The museum is committed to paying all its employees, who are currently working from home, through April 4, as the institution considers possible scenarios involving layoffs, furloughs, and other measures. According to a letter obtained by the Times that was sent to museum department heads by Met president Daniel Weiss and director Max Hollein, other possibilities include the prospect of plans, upon reopening, to present “a reduced program and lower cost structure that anticipates lower attendance for at least the next year due to reduced global and domestic tourism and spending.”
The letter states that the heads of the Met “have a profound responsibility to protect and preserve the treasured institution we inherited” in this “extraordinarily challenging time for us all.”
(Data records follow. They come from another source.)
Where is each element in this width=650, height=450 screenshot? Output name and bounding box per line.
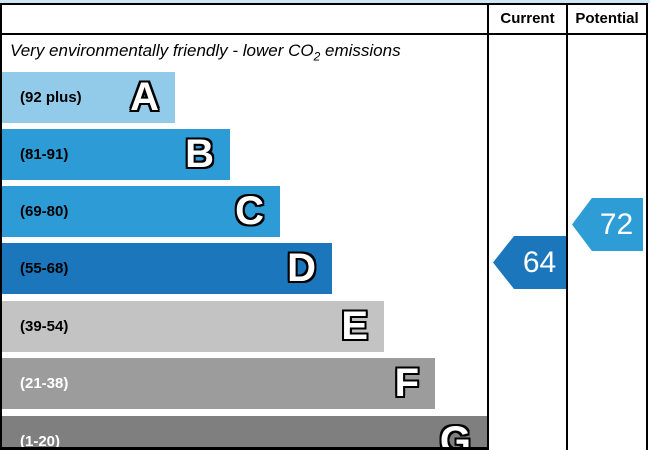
current-column-header: Current — [500, 10, 555, 27]
current-rating-value: 64 — [522, 245, 557, 279]
band-range-label: (92 plus) — [20, 89, 82, 106]
current-rating-arrow: 64 — [493, 236, 568, 289]
band-d: (55-68) D — [2, 243, 332, 294]
band-range-label: (81-91) — [20, 146, 69, 163]
band-b: (81-91) B — [2, 129, 230, 180]
table-border-right — [646, 3, 648, 450]
band-c: (69-80) C — [2, 186, 280, 237]
band-range-label: (1-20) — [20, 433, 61, 450]
potential-column-header: Potential — [575, 10, 639, 27]
top-accent-strip — [0, 0, 650, 3]
band-letter: D — [287, 246, 316, 290]
band-letter: B — [185, 132, 214, 176]
chart-bottom-line — [0, 447, 487, 450]
band-f: (21-38) F — [2, 358, 435, 409]
band-range-label: (39-54) — [20, 318, 69, 335]
potential-rating-value: 72 — [599, 207, 634, 241]
header-separator-line — [0, 33, 648, 35]
band-g: (1-20) G — [2, 416, 487, 450]
band-e: (39-54) E — [2, 301, 384, 352]
column-divider-potential — [566, 3, 568, 450]
chart-title-text: Very environmentally friendly - lower CO — [10, 41, 314, 60]
band-a: (92 plus) A — [2, 72, 175, 123]
band-letter: F — [394, 361, 419, 405]
chart-title: Very environmentally friendly - lower CO… — [10, 41, 480, 65]
band-letter: E — [341, 304, 368, 348]
column-divider-current — [487, 3, 489, 450]
chart-title-subscript: 2 — [313, 49, 321, 64]
band-letter: C — [235, 189, 264, 233]
band-range-label: (21-38) — [20, 375, 69, 392]
band-range-label: (55-68) — [20, 260, 69, 277]
table-border-top — [0, 3, 648, 5]
band-letter: A — [130, 75, 159, 119]
table-border-left — [0, 3, 2, 450]
band-range-label: (69-80) — [20, 203, 69, 220]
potential-rating-arrow: 72 — [572, 198, 643, 251]
chart-title-text-end: emissions — [320, 41, 401, 60]
band-letter: G — [439, 419, 471, 450]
The Times said that the museum is also establishing a $50 million emergency fund with money reserved for acquisitions and programming to be directed to operational expenses and fundraising efforts.
Laura Lott, president and chief executive officer of the American Alliance of Museums, told the Times that the financial impact the Met projects is a troubling signal for smaller institutions in the United States. “This situation is by far more dire than anything I have experienced in my 25 years of being an arts finance professional,” she said.